Proposons plusieurs exemples. Sur
le marché du travail, il y a asymétrie
d’information entre le salarié qui sait ce qu’il vaut et qui gère
l’intensité de son effort au travail et l’employeur qui ne peut évaluer
entièrement son salarié ni le surveiller en permanence. Dès 1957, LIEBENSTEIN
montrait que le salarié dispose d’un certain pouvoir de marché. La théorie
du salaire incitatif ou théorie du salaire d’efficience montre que l’équilibre
sur le marché du travail sera caractérisé par un taux de salaire supérieur
à celui qui prévaudrait en l’absence d’asymétrie d’information, ce qui
provoque, en conséquence, un certain « chômage involontaire ». Ce sont donc les relations
employeurs/employés qui produisent une rigidité à la baisse du salaire,
manifestation d’un accord, d’un arrangement mutuellement avantageux, même
si cet arrangement génère des exclus.
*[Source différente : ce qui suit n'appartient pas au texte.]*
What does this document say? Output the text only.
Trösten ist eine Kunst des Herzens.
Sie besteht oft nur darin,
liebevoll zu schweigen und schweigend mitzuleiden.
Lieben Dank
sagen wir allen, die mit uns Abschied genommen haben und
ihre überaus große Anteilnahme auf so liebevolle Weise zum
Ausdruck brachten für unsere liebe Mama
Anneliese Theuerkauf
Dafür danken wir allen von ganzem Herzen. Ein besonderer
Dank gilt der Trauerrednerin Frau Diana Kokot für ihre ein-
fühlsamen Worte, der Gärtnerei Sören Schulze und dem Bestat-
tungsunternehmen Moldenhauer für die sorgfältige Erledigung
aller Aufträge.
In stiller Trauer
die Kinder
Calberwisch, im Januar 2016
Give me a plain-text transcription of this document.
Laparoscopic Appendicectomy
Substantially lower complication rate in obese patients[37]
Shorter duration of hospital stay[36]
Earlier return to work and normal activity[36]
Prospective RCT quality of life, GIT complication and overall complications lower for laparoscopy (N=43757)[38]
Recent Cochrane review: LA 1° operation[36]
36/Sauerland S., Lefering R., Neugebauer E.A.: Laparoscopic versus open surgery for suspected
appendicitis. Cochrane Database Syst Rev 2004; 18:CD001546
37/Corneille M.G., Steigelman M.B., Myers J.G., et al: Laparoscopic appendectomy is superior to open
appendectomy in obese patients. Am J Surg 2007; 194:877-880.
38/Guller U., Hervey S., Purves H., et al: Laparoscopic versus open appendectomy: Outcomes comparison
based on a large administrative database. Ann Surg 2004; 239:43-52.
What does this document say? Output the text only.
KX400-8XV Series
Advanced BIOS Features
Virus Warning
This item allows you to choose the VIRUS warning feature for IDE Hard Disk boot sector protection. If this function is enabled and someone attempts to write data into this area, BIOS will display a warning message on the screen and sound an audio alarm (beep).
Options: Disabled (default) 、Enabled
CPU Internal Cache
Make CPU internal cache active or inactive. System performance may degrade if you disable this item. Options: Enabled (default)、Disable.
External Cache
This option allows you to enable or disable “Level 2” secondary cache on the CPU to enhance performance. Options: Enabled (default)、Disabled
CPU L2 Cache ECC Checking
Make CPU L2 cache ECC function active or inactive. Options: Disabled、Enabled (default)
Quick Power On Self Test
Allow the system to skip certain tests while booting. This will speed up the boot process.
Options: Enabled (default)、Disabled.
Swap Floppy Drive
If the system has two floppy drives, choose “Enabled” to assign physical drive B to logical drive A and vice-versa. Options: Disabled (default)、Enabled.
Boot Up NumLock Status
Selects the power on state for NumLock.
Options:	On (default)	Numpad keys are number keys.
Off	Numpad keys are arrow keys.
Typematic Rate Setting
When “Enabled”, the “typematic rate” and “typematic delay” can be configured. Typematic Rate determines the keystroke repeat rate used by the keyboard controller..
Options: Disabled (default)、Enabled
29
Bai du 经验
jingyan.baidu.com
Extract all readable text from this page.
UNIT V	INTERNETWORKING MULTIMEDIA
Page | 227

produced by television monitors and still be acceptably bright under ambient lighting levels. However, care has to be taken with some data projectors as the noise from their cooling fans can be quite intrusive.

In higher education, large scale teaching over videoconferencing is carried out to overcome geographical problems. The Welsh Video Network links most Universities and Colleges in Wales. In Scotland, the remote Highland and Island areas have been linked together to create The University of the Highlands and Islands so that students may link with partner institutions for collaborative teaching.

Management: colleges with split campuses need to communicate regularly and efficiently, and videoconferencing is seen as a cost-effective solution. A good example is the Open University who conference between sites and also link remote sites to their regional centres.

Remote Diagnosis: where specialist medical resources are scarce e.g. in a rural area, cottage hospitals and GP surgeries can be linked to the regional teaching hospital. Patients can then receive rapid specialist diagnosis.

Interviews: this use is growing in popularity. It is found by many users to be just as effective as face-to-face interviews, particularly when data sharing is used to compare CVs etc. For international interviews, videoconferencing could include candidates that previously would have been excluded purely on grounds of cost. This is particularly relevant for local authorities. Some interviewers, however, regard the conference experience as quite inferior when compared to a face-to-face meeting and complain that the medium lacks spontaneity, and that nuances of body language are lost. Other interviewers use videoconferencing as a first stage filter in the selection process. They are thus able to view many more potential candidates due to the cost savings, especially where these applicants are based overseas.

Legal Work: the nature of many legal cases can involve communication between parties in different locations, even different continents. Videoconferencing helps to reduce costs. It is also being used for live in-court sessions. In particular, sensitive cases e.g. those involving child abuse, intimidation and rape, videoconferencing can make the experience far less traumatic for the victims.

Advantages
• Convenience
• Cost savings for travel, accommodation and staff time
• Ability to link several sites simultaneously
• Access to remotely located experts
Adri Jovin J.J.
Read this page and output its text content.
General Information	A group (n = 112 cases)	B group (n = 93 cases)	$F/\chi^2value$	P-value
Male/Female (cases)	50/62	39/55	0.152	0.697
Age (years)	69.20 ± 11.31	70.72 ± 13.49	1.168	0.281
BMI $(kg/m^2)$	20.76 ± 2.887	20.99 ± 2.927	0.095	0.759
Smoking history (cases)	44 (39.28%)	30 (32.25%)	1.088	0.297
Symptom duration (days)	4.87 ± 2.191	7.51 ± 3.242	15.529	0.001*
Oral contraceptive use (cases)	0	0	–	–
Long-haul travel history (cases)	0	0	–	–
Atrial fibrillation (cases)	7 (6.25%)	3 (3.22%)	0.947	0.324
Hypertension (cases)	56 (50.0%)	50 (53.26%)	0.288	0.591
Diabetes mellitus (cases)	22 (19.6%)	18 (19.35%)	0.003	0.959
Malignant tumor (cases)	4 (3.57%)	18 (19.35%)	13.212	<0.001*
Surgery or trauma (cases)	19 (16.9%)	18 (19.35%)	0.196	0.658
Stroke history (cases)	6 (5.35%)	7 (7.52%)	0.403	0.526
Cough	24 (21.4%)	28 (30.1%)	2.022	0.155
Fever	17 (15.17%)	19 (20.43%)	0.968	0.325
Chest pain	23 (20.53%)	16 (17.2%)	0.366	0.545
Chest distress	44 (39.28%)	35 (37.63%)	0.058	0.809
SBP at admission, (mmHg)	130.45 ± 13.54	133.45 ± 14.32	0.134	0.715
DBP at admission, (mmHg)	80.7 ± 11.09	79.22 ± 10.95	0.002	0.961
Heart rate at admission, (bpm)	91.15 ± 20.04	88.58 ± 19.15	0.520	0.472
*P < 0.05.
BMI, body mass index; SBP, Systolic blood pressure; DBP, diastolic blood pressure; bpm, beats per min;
AZARIADIS,
BAILEY et GORDON ont à leur tour analysé la rigidité des salaires et des prix
et l’ajustement par les quantités ; leurs explications ne portent pas spécialement
sur le rôle des syndicats mais sur l’accord tacite ou le contrat
implicite entre employeurs et employés pour réduire l’incertitude lié
aux inévitables fluctuations économiques. Les salaires devraient suivre les aléas
de la conjoncture et les revenus devraient donc fluctuer. Les salariés vont
alors souhaiter que l’entreprise joue un rôle d’assurance contre les
fluctuations en servant en permanence un revenu stable qui sera supérieur
au salaire d’équilibre en basse conjoncture, quitte à ce qu’il soit inférieur
en haute conjoncture. Le résultat en est une certaine rigidité des salaires. En
outre, des considérations temporelles comme le plan de carrière, la
formation et l’investissement en capital humain vont contribuer à cette
inertie des évolutions salariales. Les coûts
de rotation de la main d’œuvre expliquent en partie la rigidité des
salaires et les déséquilibres sur le marché du travail. STIGLITZ (1974)
montre que le turn over a un coût non négligeable : coût de licenciement
(primes à payer), coût d’embauche (utilisation de cabinets de recrutement),
coûts de formation, coûts d’adaptation (les nouveaux salariés sont moins
efficaces que les anciens). L’entrepreneur sera incité à rémunérer ses
salariés au dessus du salaire de marché (et donc du salaire d’équilibre)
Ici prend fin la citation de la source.